By the way, I’m not looking for pity here… I’ll be the first to admit that I have never exercised enough. Fifteen years ago, maybe I got close, playing badminton one or two times a week and walking to work every day. Then again, I was fifteen years younger at the time (oddly enough). Now, in my late thirties, I make room for a 30 – 45 minute walk (almost) every day at a brisk pace – which represents quite a progression from doing nothing at all. However, hunching in front of a PC pretty much is 50+ % of my day job, which does nothing for the neck, back or pretty much anything involving the spine. I need to take a proactive approach to improving my health, wellbeing and posture – something that requires commitment, time and a little concentration.

Anyway, I saw the physio yesterday and he poked, prodded and pulled at me for 20 minutes. Wherever he located pain, he pushed his digit hard into the spot and rubbed the discomfort away… or, at least I think that was the idea.
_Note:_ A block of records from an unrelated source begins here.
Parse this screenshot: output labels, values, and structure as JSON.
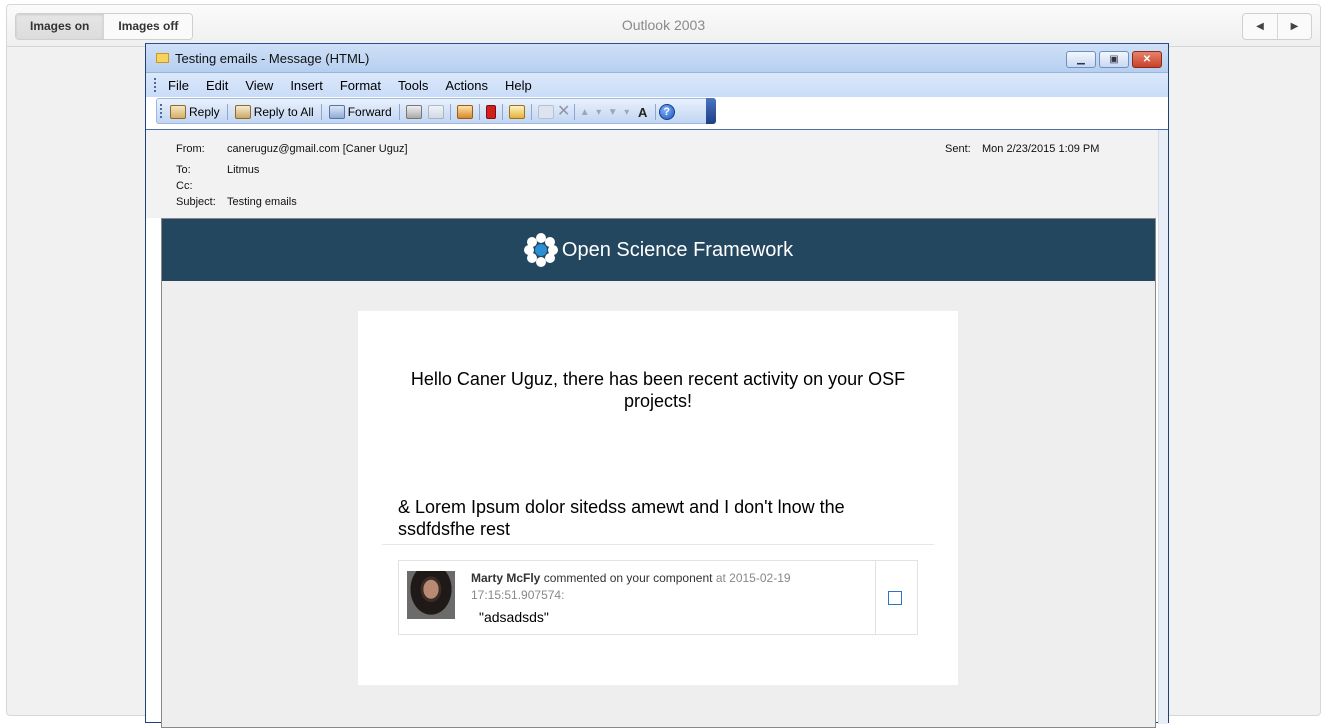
{
  "toolbar": {
    "images_on": "Images on",
    "images_off": "Images off",
    "title": "Outlook 2003",
    "prev_icon": "triangle-left",
    "next_icon": "triangle-right"
  },
  "window": {
    "title": "Testing emails - Message (HTML)"
  },
  "menu": {
    "items": [
      "File",
      "Edit",
      "View",
      "Insert",
      "Format",
      "Tools",
      "Actions",
      "Help"
    ]
  },
  "actions": {
    "reply": "Reply",
    "reply_all": "Reply to All",
    "forward": "Forward"
  },
  "header": {
    "from_label": "From:",
    "from_value": "caneruguz@gmail.com [Caner Uguz]",
    "to_label": "To:",
    "to_value": "Litmus",
    "cc_label": "Cc:",
    "cc_value": "",
    "subject_label": "Subject:",
    "subject_value": "Testing emails",
    "sent_label": "Sent:",
    "sent_value": "Mon 2/23/2015 1:09 PM"
  },
  "email": {
    "brand": "Open Science Framework",
    "greeting": "Hello Caner Uguz, there has been recent activity on your OSF projects!",
    "section_title": "& Lorem Ipsum dolor sitedss amewt and I don't lnow the ssdfdsfhe rest",
    "comment": {
      "author": "Marty McFly",
      "action": "commented on your component",
      "at": "at 2015-02-19",
      "timestamp": "17:15:51.907574:",
      "text": "\"adsadsds\""
    }
  },
  "colors": {
    "osf_bar": "#244760",
    "window_border": "#1f3f7a"
  }
}
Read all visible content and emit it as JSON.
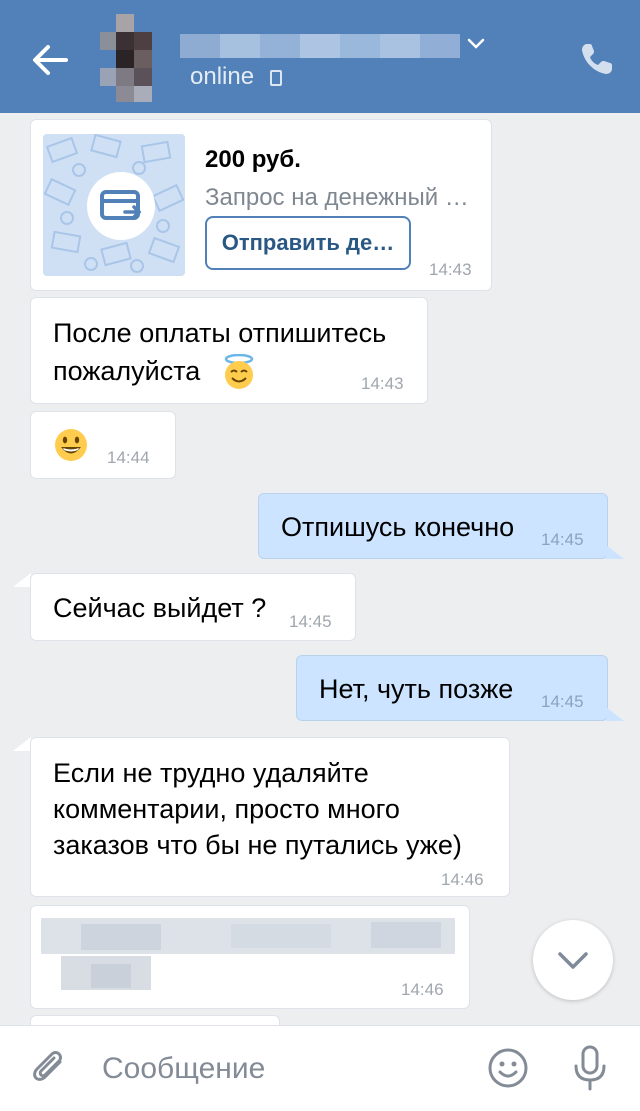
{
  "header": {
    "status": "online"
  },
  "messages": {
    "m0": {
      "amount": "200 руб.",
      "subtitle": "Запрос на денежный …",
      "button": "Отправить де…",
      "time": "14:43"
    },
    "m1": {
      "line1": "После оплаты отпишитесь",
      "line2": "пожалуйста",
      "emoji": "smiling-face-with-halo-icon",
      "time": "14:43"
    },
    "m2": {
      "emoji": "grinning-face-icon",
      "time": "14:44"
    },
    "m3": {
      "text": "Отпишусь конечно",
      "time": "14:45"
    },
    "m4": {
      "text": "Сейчас выйдет ?",
      "time": "14:45"
    },
    "m5": {
      "text": "Нет, чуть позже",
      "time": "14:45"
    },
    "m6": {
      "line1": "Если не трудно удаляйте",
      "line2": "комментарии, просто много",
      "line3": "заказов что бы не путались уже)",
      "time": "14:46"
    },
    "m7": {
      "time": "14:46"
    }
  },
  "composer": {
    "placeholder": "Сообщение"
  },
  "colors": {
    "header": "#5181b8",
    "background": "#edeef0",
    "incoming_bubble": "#ffffff",
    "outgoing_bubble": "#cce4ff",
    "accent": "#5181b8"
  }
}
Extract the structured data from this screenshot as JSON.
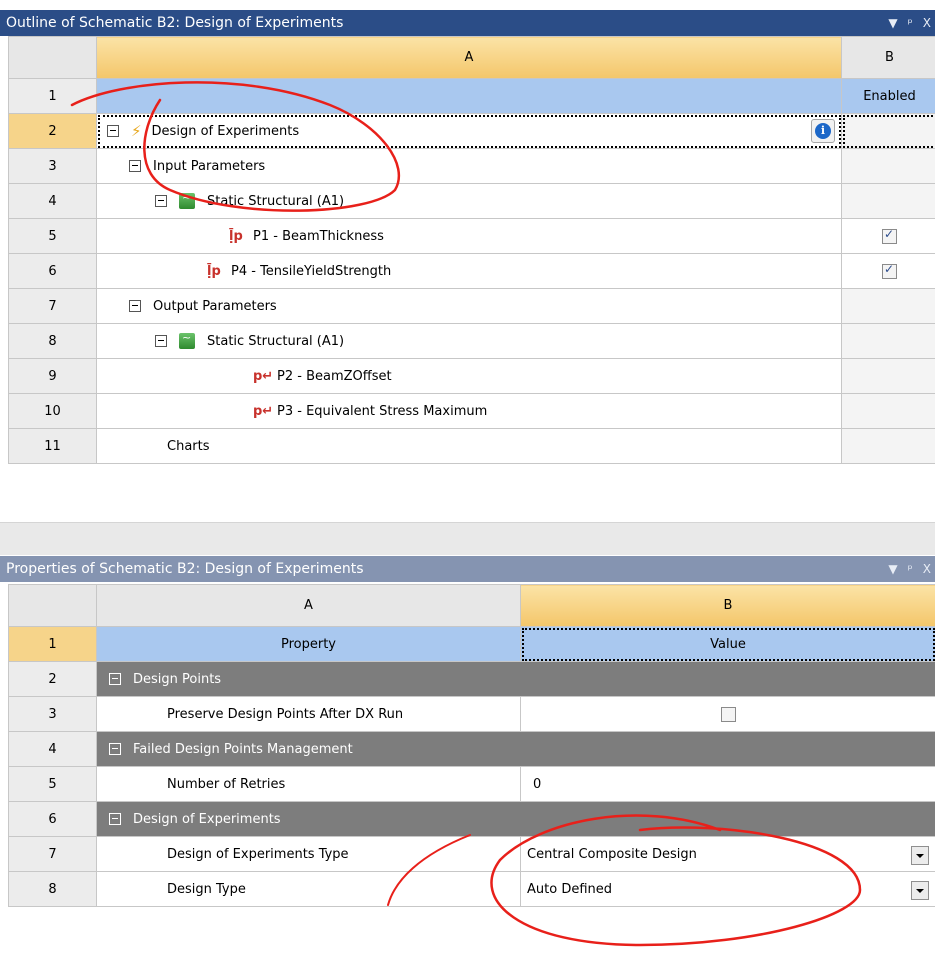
{
  "outline": {
    "title": "Outline of Schematic B2: Design of Experiments",
    "ctrl_dropdown": "▼",
    "ctrl_pin": "ᵖ",
    "ctrl_close": "X",
    "col_a": "A",
    "col_b": "B",
    "rows": [
      {
        "num": "1",
        "label": "",
        "b": "Enabled"
      },
      {
        "num": "2",
        "label": "Design of Experiments",
        "b": ""
      },
      {
        "num": "3",
        "label": "Input Parameters",
        "b": ""
      },
      {
        "num": "4",
        "label": "Static Structural (A1)",
        "b": ""
      },
      {
        "num": "5",
        "label": "P1 - BeamThickness",
        "b": "checked"
      },
      {
        "num": "6",
        "label": "P4 - TensileYieldStrength",
        "b": "checked"
      },
      {
        "num": "7",
        "label": "Output Parameters",
        "b": ""
      },
      {
        "num": "8",
        "label": "Static Structural (A1)",
        "b": ""
      },
      {
        "num": "9",
        "label": "P2 - BeamZOffset",
        "b": ""
      },
      {
        "num": "10",
        "label": "P3 - Equivalent Stress Maximum",
        "b": ""
      },
      {
        "num": "11",
        "label": "Charts",
        "b": ""
      }
    ],
    "info_glyph": "i"
  },
  "properties": {
    "title": "Properties of Schematic B2: Design of Experiments",
    "ctrl_dropdown": "▼",
    "ctrl_pin": "ᵖ",
    "ctrl_close": "X",
    "col_a": "A",
    "col_b": "B",
    "rows": [
      {
        "num": "1",
        "a": "Property",
        "b": "Value"
      },
      {
        "num": "2",
        "a": "Design Points",
        "b": ""
      },
      {
        "num": "3",
        "a": "Preserve Design Points After DX Run",
        "b": ""
      },
      {
        "num": "4",
        "a": "Failed Design Points Management",
        "b": ""
      },
      {
        "num": "5",
        "a": "Number of Retries",
        "b": "0"
      },
      {
        "num": "6",
        "a": "Design of Experiments",
        "b": ""
      },
      {
        "num": "7",
        "a": "Design of Experiments Type",
        "b": "Central Composite Design"
      },
      {
        "num": "8",
        "a": "Design Type",
        "b": "Auto Defined"
      }
    ]
  },
  "colors": {
    "accent_title": "#2b4d87",
    "inactive_title": "#8594b1",
    "annotation": "#e8201a",
    "header_blue": "#a9c8ef",
    "selection": "#f6d48a"
  }
}
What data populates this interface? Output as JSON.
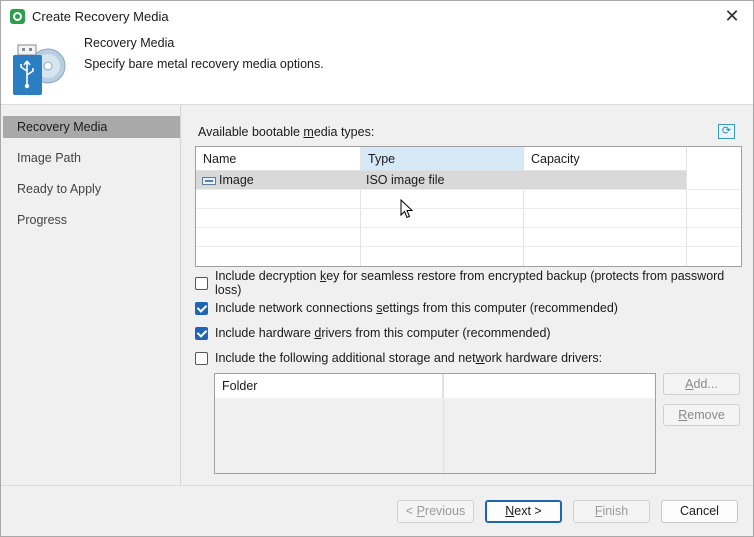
{
  "window": {
    "title": "Create Recovery Media",
    "close_label": "✕"
  },
  "header": {
    "title": "Recovery Media",
    "subtitle": "Specify bare metal recovery media options."
  },
  "nav": {
    "items": [
      "Recovery Media",
      "Image Path",
      "Ready to Apply",
      "Progress"
    ],
    "active_index": 0
  },
  "media": {
    "label_pre": "Available bootable ",
    "label_u": "m",
    "label_post": "edia types:",
    "columns": [
      "Name",
      "Type",
      "Capacity"
    ],
    "rows": [
      {
        "name": "Image",
        "type": "ISO image file",
        "capacity": ""
      }
    ]
  },
  "options": [
    {
      "pre": "Include decryption ",
      "u": "k",
      "post": "ey for seamless restore from encrypted backup (protects from password loss)",
      "checked": false
    },
    {
      "pre": "Include network connections ",
      "u": "s",
      "post": "ettings from this computer (recommended)",
      "checked": true
    },
    {
      "pre": "Include hardware ",
      "u": "d",
      "post": "rivers from this computer (recommended)",
      "checked": true
    },
    {
      "pre": "Include the following additional storage and net",
      "u": "w",
      "post": "ork hardware drivers:",
      "checked": false
    }
  ],
  "drivers": {
    "columns": [
      "Folder"
    ],
    "add_label": "Add...",
    "add_u": "A",
    "remove_label": "emove",
    "remove_u": "R"
  },
  "footer": {
    "previous": {
      "pre": "< ",
      "u": "P",
      "post": "revious"
    },
    "next": {
      "u": "N",
      "post": "ext >"
    },
    "finish": {
      "u": "F",
      "post": "inish"
    },
    "cancel": "Cancel"
  },
  "colors": {
    "accent": "#1f65b5",
    "nav_active": "#a9a9a9",
    "header_hover": "#d7e8f7"
  }
}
Sometimes it worked, sometimes it didn’t. I sort of thought a physio session might be more physical, with exercises and tugging on a macro level. I found that the actual process resembled a less ‘gentle’ form of manipulation than I would expect from my osteopath (he spends more time with prodding followed by swift acts of bone cracking). By the end of the session, I felt a patchy improvement, though the pain lingered in the right side of my neck.

In the same way as a lot of this medicine approaches each part as an element of the whole, I need to get my exercise, diet, posture and environment sorted to stop this currently situation becoming a regular part of my life. I don’t want pain as a permanent hanger-on.